The Colombo stock market has reached a major valuation milestone in November 2025, trading at a price-earnings (PE) level significantly above its long-term norms, First Capital Research (FCR) said yesterday. 

According to FCR, the ASPI is now valued at a premium to its 18-year historical PER average of 12.0x based on 2025 earnings, marking a rare period in which market valuations have exceeded their typical range.

As at yesterday, the ASPI has gained nearly 45% year-to-date (YTD), with the active S&P SL20 gaining 31.3%. Market capitalisation was up 45.3% to nearly Rs. 8.28 trillion.

FCR attributes the record levels to the strong performance of the broader economy throughout 2025. 

Business activity strengthened across sectors as lower and stable lending rates supported construction, which recorded its fastest expansion since 2021. 

Industrial output and confidence improved to multi-year highs, pointing to robust domestic demand and stronger corporate earnings.

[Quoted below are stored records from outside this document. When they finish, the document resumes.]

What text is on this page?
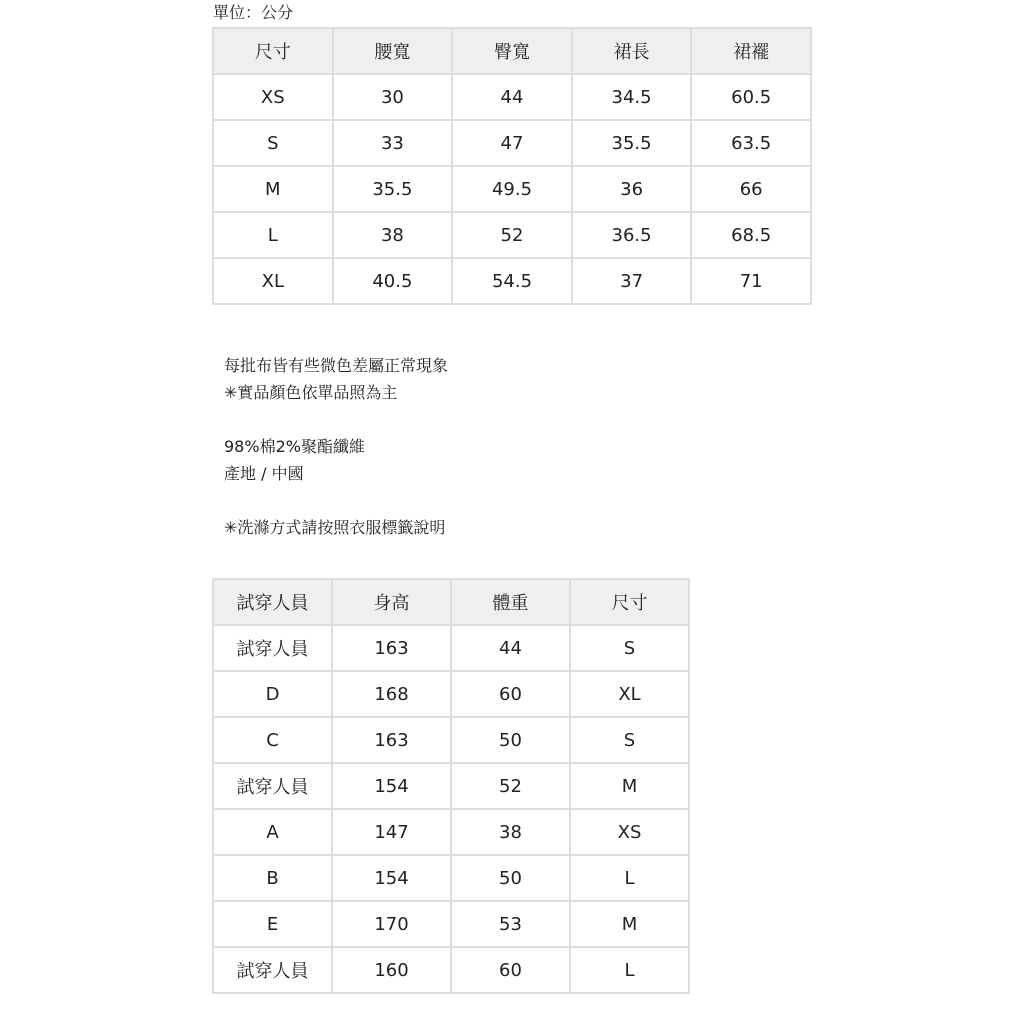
單位：公分
尺寸	腰寬	臀寬	裙長	裙襬
XS	30	44	34.5	60.5
S	33	47	35.5	63.5
M	35.5	49.5	36	66
L	38	52	36.5	68.5
XL	40.5	54.5	37	71
每批布皆有些微色差屬正常現象
✳實品顏色依單品照為主
98%棉2%聚酯纖維
產地 / 中國
✳洗滌方式請按照衣服標籤說明
試穿人員	身高	體重	尺寸
試穿人員	163	44	S
D	168	60	XL
C	163	50	S
試穿人員	154	52	M
A	147	38	XS
B	154	50	L
E	170	53	M
試穿人員	160	60	L
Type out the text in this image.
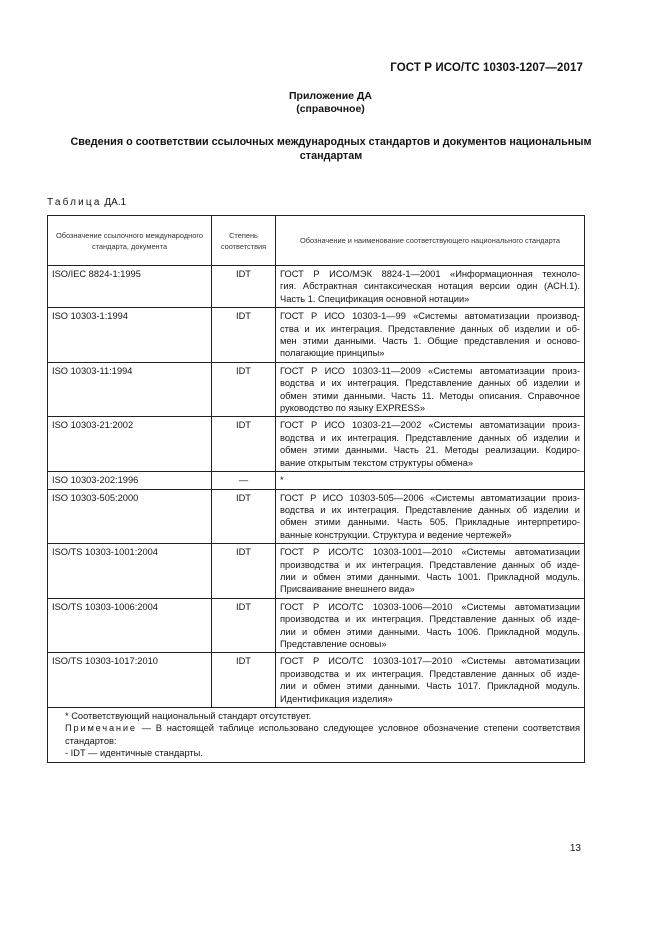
ГОСТ Р ИСО/ТС 10303-1207—2017
Приложение ДА
(справочное)
Сведения о соответствии ссылочных международных стандартов и документов национальным стандартам
Таблица ДА.1
Обозначение ссылочного международного стандарта, документа	Степень соответствия	Обозначение и наименование соответствующего национального стандарта
ISO/IEC 8824-1:1995	IDT	ГОСТ Р ИСО/МЭК 8824-1—2001 «Информационная техноло-
гия. Абстрактная синтаксическая нотация версии один (АСН.1).
Часть 1. Спецификация основной нотации»

ISO 10303-1:1994	IDT	ГОСТ Р ИСО 10303-1—99 «Системы автоматизации производ-
ства и их интеграция. Представление данных об изделии и об-
мен этими данными. Часть 1. Общие представления и осново-
полагающие принципы»

ISO 10303-11:1994	IDT	ГОСТ Р ИСО 10303-11—2009 «Системы автоматизации произ-
водства и их интеграция. Представление данных об изделии и
обмен этими данными. Часть 11. Методы описания. Справочное
руководство по языку EXPRESS»

ISO 10303-21:2002	IDT	ГОСТ Р ИСО 10303-21—2002 «Системы автоматизации произ-
водства и их интеграция. Представление данных об изделии и
обмен этими данными. Часть 21. Методы реализации. Кодиро-
вание открытым текстом структуры обмена»

ISO 10303-202:1996	—	*

ISO 10303-505:2000	IDT	ГОСТ Р ИСО 10303-505—2006 «Системы автоматизации произ-
водства и их интеграция. Представление данных об изделии и
обмен этими данными. Часть 505. Прикладные интерпретиро-
ванные конструкции. Структура и ведение чертежей»

ISO/TS 10303-1001:2004	IDT	ГОСТ Р ИСО/ТС 10303-1001—2010 «Системы автоматизации
производства и их интеграция. Представление данных об изде-
лии и обмен этими данными. Часть 1001. Прикладной модуль.
Присваивание внешнего вида»

ISO/TS 10303-1006:2004	IDT	ГОСТ Р ИСО/ТС 10303-1006—2010 «Системы автоматизации
производства и их интеграция. Представление данных об изде-
лии и обмен этими данными. Часть 1006. Прикладной модуль.
Представление основы»

ISO/TS 10303-1017:2010	IDT	ГОСТ Р ИСО/ТС 10303-1017—2010 «Системы автоматизации
производства и их интеграция. Представление данных об изде-
лии и обмен этими данными. Часть 1017. Прикладной модуль.
Идентификация изделия»

* Соответствующий национальный стандарт отсутствует.
Примечание — В настоящей таблице использовано следующее условное обозначение степени соответствия стандартов:
- IDT — идентичные стандарты.		
13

Export-focused industries and tourism benefitted from increased external demand and a weaker currency, with tourist arrivals rising above pre-2018 levels.

Macroeconomic conditions also played a central role in pushing valuations higher. Low inflation, consistent engagement with the International Monetary Fund (IMF), and improved political stability following decisive election results strengthened business sentiment and supported the sustained market rally. 

These conditions provided a favourable backdrop for earnings growth, which FCR estimates rose by about 25% in 2025.

However, the research firm notes that several emerging pressures point to a moderation in the growth environment in 2026. 

The depreciation of the rupee is expected to raise import costs and constrain household consumption. 

Government capital expenditure continues to fall below allocated levels, reducing its potential stimulus to the economy. 

Weaker Small and Medium Enterprise (SME) activity and slower private sector investment add to the softer outlook, with GDP growth projected to ease to 3-4% in 2026 compared with an estimated 5% in 2025.

Corporate earnings are also expected to normalise, with FCR forecasting growth of around 17% in 2026. Despite the slower pace, select sectors, particularly construction, tourism, and diversified export businesses, remain positioned to benefit from ongoing policy measures and currency dynamics.

With the ASPI now trading above its fair-value range for 2026 and at valuation levels rarely observed over nearly two decades, the market’s record PE multiple reflects both the strong economic rebound in 2025 and the evolving macroeconomic environment heading into 2026.